I don't think my values are consistent. Having more powerful deductive reasoning, and constant access to extreme corner cases would obviously change my value system. I also anticipate that my values would not be changed equally. Some of them would survive the encounter with extreme corner cases, some would not. Right now I don't have to constantly deal with perfect clones and merging minds, so I am fine with my values as they are. But even now, I have a quite good intuition about which of them would not survive the future shock. That's why I can talk without contradiction about accepting to lose those.

In CEV jargon: my expectation is that the extrapolation of my value system might not be recognizable to me as my value system. Wei_Dai voiced some related concerns with CEV here. It is worth looking at the first link in his comment.

Comment author: endoself 09 March 2011 03:03:05AM 0 points [-]

Oh, I see. I appear to have initially missed the phrase `much of my values'.

I am wary of referring to my current inconsistent values rather than their reflective equilibrium as `my values' because of the principle of explosion, but I am unsure of how to resolve this into my current self even having values.

Comment author: DanielVarga 09 March 2011 11:16:57AM *  1 point [-]

It seems our positions can be summed up like this: You are wary of referring to your current values rather than their reflective equilibrium as 'your values', because your current values are inconsistent. I am wary of referring to the reflective equilibrium rather than my current values as 'my values', because I expect the transition to reflective equilibrium to be a very aggressive operation. (One could say that I embrace my ignorance.)

My concern is that the reflective equilibrium is far from my current position in the dynamical system of values. Meanwhile, Marcello and Wei Dai are concerned that the dynamical system is chaotic and has multiple reflective equilibria.

Comment author: endoself 09 March 2011 08:20:56PM *  0 points [-]

I don't worry about the aggressiveness of the transition because, if my current values are inconsistent, they can be made to say that this transition is both good and bad. I share the concern about multiple reflective equilibrium. What does it mean to judge something as an irrational cishuman if two reflective equilibria would disagree on what is desirable?

Comment author: TheOtherDave 09 March 2011 04:24:20PM 0 points [-]

I expect the transition to reflective equilibrium to be a very aggressive operation.

Upvoted purely for the tasty, tasty understatement here.

I should get that put on a button.

Comment author: Pavitra 09 March 2011 03:22:21AM 0 points [-]

I like to think of my "true values" as (initially) unknown, and my moral intuitions as evidence of, and approximations to, those true values. I can then work on improving the error margins, confidence intervals, and so forth.

Comment author: endoself 09 March 2011 03:36:50AM 0 points [-]

So do I, but I worry that they are not uniquely defined by the evidence. I may eventually be moved to unique values by irrational arguments, but if those values are different from my current true values than I will have lost something and if I don't have any true values than my search for values will have been pointless, though my future self will be okay with that.

Comment author: Pavitra 08 March 2011 04:34:12AM 0 points [-]

Your point about partial ordering is very powerfully appealing.

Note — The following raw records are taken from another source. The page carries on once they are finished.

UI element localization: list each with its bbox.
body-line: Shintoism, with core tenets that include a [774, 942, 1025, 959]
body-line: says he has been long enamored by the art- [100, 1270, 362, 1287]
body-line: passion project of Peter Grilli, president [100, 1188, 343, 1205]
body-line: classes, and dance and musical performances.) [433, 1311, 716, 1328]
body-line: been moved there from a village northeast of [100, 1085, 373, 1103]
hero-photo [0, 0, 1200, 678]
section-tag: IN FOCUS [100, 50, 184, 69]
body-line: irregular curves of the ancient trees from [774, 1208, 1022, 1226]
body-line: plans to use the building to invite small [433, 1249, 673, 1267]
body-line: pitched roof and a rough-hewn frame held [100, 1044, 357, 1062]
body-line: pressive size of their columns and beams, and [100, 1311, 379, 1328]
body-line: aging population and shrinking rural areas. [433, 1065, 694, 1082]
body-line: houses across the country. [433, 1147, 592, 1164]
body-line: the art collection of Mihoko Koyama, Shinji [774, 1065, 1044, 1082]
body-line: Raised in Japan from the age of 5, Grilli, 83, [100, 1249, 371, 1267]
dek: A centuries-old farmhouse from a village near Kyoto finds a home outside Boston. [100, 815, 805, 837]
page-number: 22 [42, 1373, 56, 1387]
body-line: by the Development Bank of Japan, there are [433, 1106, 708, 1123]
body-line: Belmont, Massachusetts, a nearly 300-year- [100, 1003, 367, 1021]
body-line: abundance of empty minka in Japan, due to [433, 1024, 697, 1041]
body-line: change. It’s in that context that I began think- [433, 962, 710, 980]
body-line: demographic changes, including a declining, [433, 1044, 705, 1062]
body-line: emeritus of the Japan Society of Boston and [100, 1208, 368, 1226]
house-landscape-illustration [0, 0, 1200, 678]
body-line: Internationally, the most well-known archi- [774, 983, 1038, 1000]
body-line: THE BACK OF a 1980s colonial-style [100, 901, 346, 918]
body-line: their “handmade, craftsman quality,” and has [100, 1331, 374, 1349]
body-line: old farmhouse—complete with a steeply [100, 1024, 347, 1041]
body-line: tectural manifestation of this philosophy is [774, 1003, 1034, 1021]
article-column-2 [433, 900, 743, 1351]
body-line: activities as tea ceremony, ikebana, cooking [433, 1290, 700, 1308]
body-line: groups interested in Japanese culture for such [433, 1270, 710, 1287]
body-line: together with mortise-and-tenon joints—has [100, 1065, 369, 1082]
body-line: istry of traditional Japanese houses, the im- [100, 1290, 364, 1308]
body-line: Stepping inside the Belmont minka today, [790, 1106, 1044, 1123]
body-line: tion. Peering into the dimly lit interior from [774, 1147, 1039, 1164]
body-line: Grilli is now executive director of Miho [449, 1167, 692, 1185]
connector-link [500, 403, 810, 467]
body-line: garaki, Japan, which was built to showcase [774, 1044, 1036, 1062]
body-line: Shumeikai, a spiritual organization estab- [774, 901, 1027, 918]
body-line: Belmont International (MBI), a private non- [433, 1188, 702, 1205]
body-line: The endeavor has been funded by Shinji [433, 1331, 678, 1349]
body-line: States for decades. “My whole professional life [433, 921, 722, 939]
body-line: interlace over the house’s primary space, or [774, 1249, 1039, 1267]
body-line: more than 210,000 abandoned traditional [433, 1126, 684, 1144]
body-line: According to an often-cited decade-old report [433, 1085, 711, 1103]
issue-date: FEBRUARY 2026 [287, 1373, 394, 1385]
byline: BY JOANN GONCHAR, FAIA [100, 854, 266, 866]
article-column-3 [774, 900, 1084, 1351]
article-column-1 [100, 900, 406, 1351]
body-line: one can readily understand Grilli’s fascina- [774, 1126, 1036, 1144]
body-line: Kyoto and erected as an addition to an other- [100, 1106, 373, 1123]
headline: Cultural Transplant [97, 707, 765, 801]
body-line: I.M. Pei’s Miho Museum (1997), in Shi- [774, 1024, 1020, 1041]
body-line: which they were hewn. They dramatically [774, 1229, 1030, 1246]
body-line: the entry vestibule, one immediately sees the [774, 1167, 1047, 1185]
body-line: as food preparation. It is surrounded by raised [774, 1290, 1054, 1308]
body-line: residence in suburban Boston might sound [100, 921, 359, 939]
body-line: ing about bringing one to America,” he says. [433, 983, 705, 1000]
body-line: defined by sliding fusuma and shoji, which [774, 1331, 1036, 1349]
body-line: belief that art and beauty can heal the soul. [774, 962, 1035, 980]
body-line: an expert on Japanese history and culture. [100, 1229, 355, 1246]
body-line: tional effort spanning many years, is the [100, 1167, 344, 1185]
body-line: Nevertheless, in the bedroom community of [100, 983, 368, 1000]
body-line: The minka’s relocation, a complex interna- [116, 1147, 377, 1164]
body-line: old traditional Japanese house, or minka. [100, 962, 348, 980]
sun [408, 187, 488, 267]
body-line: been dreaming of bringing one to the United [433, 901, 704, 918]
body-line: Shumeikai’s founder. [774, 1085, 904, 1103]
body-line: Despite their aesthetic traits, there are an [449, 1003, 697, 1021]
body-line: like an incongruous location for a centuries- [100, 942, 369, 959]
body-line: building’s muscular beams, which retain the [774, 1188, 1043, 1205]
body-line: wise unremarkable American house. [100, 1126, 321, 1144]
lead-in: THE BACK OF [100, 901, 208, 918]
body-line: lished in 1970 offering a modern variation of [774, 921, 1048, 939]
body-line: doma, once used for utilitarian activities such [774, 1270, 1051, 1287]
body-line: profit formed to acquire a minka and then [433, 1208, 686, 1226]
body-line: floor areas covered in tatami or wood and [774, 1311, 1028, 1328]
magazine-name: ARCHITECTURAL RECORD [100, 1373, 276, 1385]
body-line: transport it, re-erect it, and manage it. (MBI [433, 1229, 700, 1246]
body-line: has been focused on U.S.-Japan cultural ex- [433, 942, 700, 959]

However, I feel that any increase in utility from mere accumulation tends strongly to be completely overridden by increase in utility from increasing the quality of the best thing you have, such as by synthesizing a symphony and a theorem together into some deeper, polymathic insight. There might be edge cases where a large increase in quantity outweighs a small increase in quantity, but I haven't thought of any yet.

(Incidentally, I just noticed that I've been using terms incorrectly and I'm actually a consequentialist rather than a utilitarian. What should I be saying instead of "utility" to mean that-thing-I-want-to-maximize?)